It’s been far too long since I last posted reviews of the books we’ve been reading for bookgroup, and there are now too many to review individually. So here are my one line or paragraph reviews of the ones I’ve read since Handmaid’s Tale.
Notes on a Scandal – Zoe Heller – Not a classic, but worth a read, and a great example of an unreliable narrator.
The Girl on the Train – Paula Hawkins – I liked this one. Another unreliable narrator and some fairly obvious plot devices, but it’s a page turner.
The House of Silk – Anthony Horowitz – Interesting new Sherlock Holmes story. It’s worth reading the author’s rules for writing Holmes in a way that sticks to the spirit of the original. He mostly keeps to them, although the demands of modern novels in terms of length and structure mean that it’s longer and has more action than the originals.
The Geneva Trap – Stella Rimington – A reasonable but unremarkable spy thriller. As a former director general of the MI5, she ought to know her stuff but in the end it’s a little formulaic.
The Unbearable Lightness of Being – Milan Kundera – Food for thought, and impossible to sum up in a sentence. So I won’t even try.
Good Night, Mr Holmes – Carole Nelson Douglas – Holmes again, this time a rewrite of Scandal in Bohemia from Irene Adler’s perspective. A total contrast to House of Silk, breaking a good few of the rules that Anthony Horowitz imposed on himself. The middle section in Bohemia does have that authenticate “long section between the plot bookends” that characterises the original full length novels, but otherwise it was merely OK.

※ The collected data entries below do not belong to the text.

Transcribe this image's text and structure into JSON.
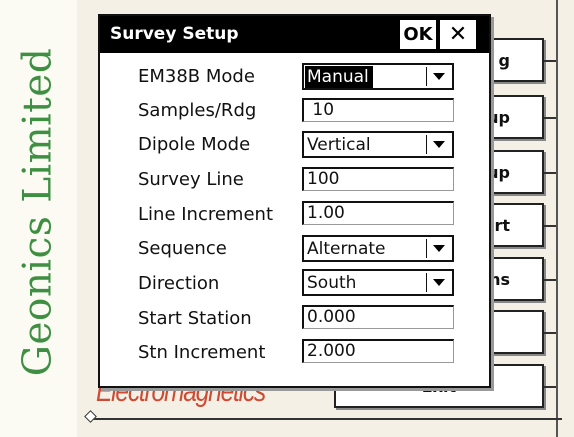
{
  "brand": {
    "company": "Geonics Limited",
    "tagline": "Electromagnetics"
  },
  "menu": {
    "buttons": [
      {
        "label": "g"
      },
      {
        "label": "up"
      },
      {
        "label": "up"
      },
      {
        "label": "rt"
      },
      {
        "label": "ons"
      },
      {
        "label": ""
      },
      {
        "label": "Exit"
      }
    ]
  },
  "dialog": {
    "title": "Survey Setup",
    "ok_label": "OK",
    "close_label": "✕",
    "rows": [
      {
        "label": "EM38B Mode",
        "value": "Manual",
        "type": "select",
        "highlighted": true
      },
      {
        "label": "Samples/Rdg",
        "value": " 10",
        "type": "input"
      },
      {
        "label": "Dipole Mode",
        "value": "Vertical",
        "type": "select"
      },
      {
        "label": "Survey Line",
        "value": "100",
        "type": "input"
      },
      {
        "label": "Line Increment",
        "value": "1.00",
        "type": "input"
      },
      {
        "label": "Sequence",
        "value": "Alternate",
        "type": "select"
      },
      {
        "label": "Direction",
        "value": "South",
        "type": "select"
      },
      {
        "label": "Start Station",
        "value": "0.000",
        "type": "input"
      },
      {
        "label": "Stn Increment",
        "value": "2.000",
        "type": "input"
      }
    ]
  },
  "icons": {
    "dropdown": "chevron-down-icon",
    "close": "close-icon"
  },
  "colors": {
    "brand_green": "#3f8f43",
    "tagline_red": "#cf4a32",
    "titlebar": "#000000"
  }
}
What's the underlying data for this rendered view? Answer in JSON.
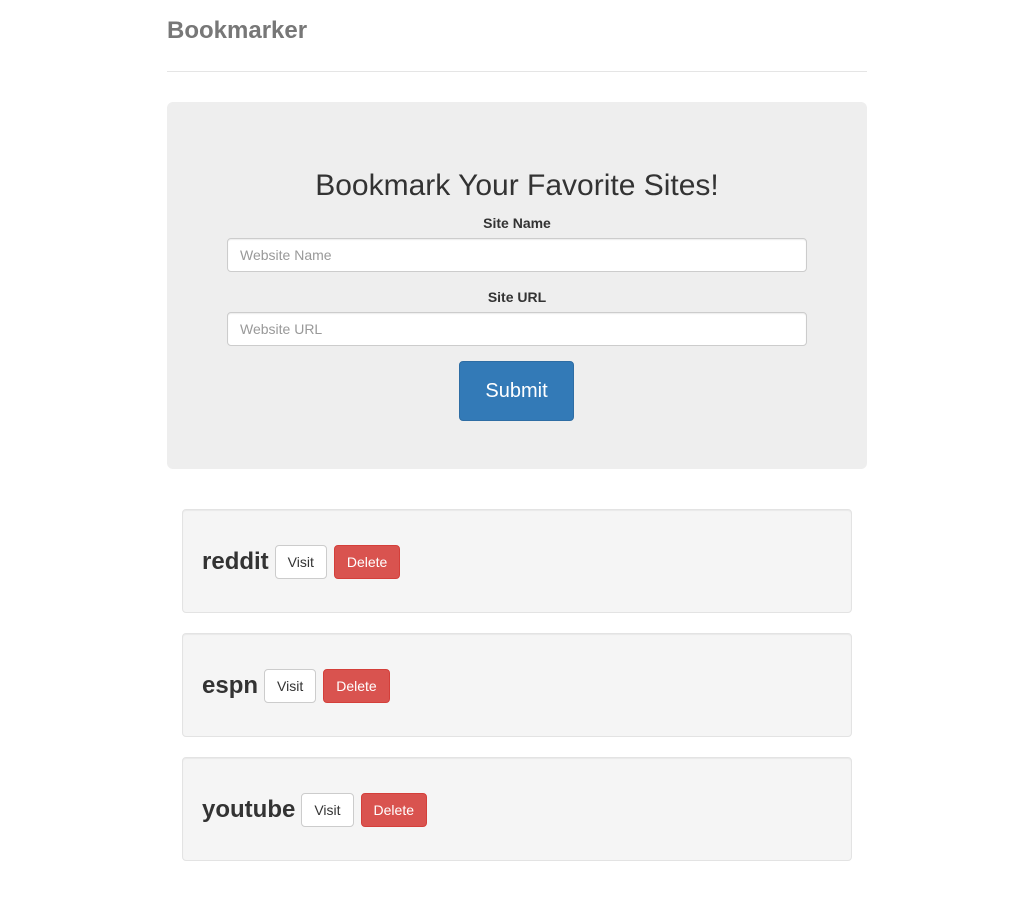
{
  "header": {
    "brand": "Bookmarker"
  },
  "form": {
    "title": "Bookmark Your Favorite Sites!",
    "site_name_label": "Site Name",
    "site_name_placeholder": "Website Name",
    "site_url_label": "Site URL",
    "site_url_placeholder": "Website URL",
    "submit_label": "Submit"
  },
  "bookmarks": [
    {
      "name": "reddit",
      "visit_label": "Visit",
      "delete_label": "Delete"
    },
    {
      "name": "espn",
      "visit_label": "Visit",
      "delete_label": "Delete"
    },
    {
      "name": "youtube",
      "visit_label": "Visit",
      "delete_label": "Delete"
    }
  ],
  "colors": {
    "primary": "#337ab7",
    "danger": "#d9534f",
    "jumbotron_bg": "#eeeeee",
    "well_bg": "#f5f5f5"
  }
}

I Am Pilgrim – Terry Hayes – Ludicrously over the top thriller obviously written with an eye on the movie (or even movie franchise) and featuring some of the most extreme examples of what TV Tropes calls Critical Research Failure I’ve ever read. Just don’t – DON’T – get me started on the mirror thing…
I’ve almost caught up, with just a couple to go, and I’ll try to give them a slightly longer treatment. I’m also catching up on all the Discworld books I haven’t read, and the more I read the more I’ll miss the talent of Sir Terry Pratchett.